Hours after Gov. Ron DeSantis announced Wednesday that the state would soon designate the Council on American Islamic Relations (CAIR) a domestic terrorist organization, the Muslim civil rights advocacy group filed a lawsuit in federal court challenging that designation as unconstitutional and are calling for an injunction to halt its enforcement.
DeSantis made the announced on the day a new law (HB 1471) went into effect allowing the move. It empowers the head of the Florida Department of Law Enforcement to label organizations as domestic or foreign terrorist groups on evidence of specific criteria, including engagement in terrorist activity as defined by Florida law.
Targeted organizations must be based in Florida and pose an ongoing threat to the security of Florida or the United States. The governor and Cabinet would have to ratify the declaration.
The governor also announced that Antifa and the Muslim Brotherhood had also been recommended by FDLE head Mark Glass to be designated domestic terrorist groups, as well as more than 90 groups to be designated foreign terrorist organizations.
The ACLU, the ACLU of Florida, and the Southern Poverty Law Center are among the legal groups acting as counsel for CAIR and CAIR Florida in the case, which was filed in the U.S. District Court for the Northern District of Florida in Tallahassee.
“There are practically no safeguards,” the lawsuit states. “Florida officials may designate an organization without giving it meaningful notice or a meaningful opportunity to challenge the designation before a neutral decisionmaker. In effect, the state’s new designation regime empowers Governor DeSantis, the Chief of Domestic Security, and the Cabinet to play judge, jury, and nonprofit executioner.” The impending designation “has no basis,” the lawsuit continues, targeting as it does the country’s largest Muslim advocacy and civil rights organization through its Florida chapter, both of which “serve and employ Floridians.”
“The DTO [Domestic Terrorist Organization] regime contains no meaningful pre-designation, notice requirement, no evidentiary requirements, no standard of proof, and no requirement of a meaningful hearing before a neutral decisionmaker,” the lawsuit alleges. “It vests unbridled discretion in Florida’s executive branch to punish, ostracize, and silence civil society organizations with which it disagrees, based on nothing more than allegations of wrongdoing.”
DeSantis said Wednesday that he anticipated a lawsuit challenging the designation.
He’d attempted to designate CAIR and the Muslim Brotherhood as domestic terrorist organizations through an executive order in December. After CAIR legally challenged that in court, a federal judge issued a temporary injunction blocking that designation, which the DeSantis administration has appealed.
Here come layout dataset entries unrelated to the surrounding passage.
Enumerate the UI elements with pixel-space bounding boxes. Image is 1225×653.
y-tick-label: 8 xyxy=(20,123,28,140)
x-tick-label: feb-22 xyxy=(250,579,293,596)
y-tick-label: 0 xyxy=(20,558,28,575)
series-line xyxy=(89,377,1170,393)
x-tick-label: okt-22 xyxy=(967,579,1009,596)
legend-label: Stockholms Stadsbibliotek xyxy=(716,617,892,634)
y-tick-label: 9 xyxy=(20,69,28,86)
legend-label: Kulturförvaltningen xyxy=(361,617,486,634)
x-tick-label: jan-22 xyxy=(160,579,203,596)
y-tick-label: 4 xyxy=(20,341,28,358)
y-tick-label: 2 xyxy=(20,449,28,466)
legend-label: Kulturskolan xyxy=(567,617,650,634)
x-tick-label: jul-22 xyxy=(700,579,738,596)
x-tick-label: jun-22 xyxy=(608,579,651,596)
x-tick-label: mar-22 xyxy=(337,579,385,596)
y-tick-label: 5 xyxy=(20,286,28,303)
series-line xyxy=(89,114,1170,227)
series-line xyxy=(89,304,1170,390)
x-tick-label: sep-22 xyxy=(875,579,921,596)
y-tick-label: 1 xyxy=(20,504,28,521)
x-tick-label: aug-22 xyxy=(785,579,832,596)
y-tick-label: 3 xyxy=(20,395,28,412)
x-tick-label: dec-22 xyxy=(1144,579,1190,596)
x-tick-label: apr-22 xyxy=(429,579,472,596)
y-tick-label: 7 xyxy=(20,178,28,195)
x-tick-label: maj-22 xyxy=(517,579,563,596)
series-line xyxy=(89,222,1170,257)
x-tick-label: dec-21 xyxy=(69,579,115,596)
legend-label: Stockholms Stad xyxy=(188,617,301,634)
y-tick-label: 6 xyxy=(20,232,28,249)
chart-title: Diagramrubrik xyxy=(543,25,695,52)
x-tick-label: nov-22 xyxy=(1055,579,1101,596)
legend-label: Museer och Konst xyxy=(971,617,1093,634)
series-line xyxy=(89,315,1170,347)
The suit notes that “Immediately after a designation becomes effective, the designated organization—as well as its employees, officers, board members, and third parties —are subject to a staggering array of criminal, civil, and administrative penalties. In the case of a mission-driven nonprofit, these penalties effectively criminalize virtually all of the designated group’s activities to advance its mission, including its speech. ley also criminalize a wide array of third-party interactions with the designated group, which in turn limit the organization’s ability to speak, to receive information, and to function. In short, the far-reaching and severe penalties make it impossible for the organization to continue operating.”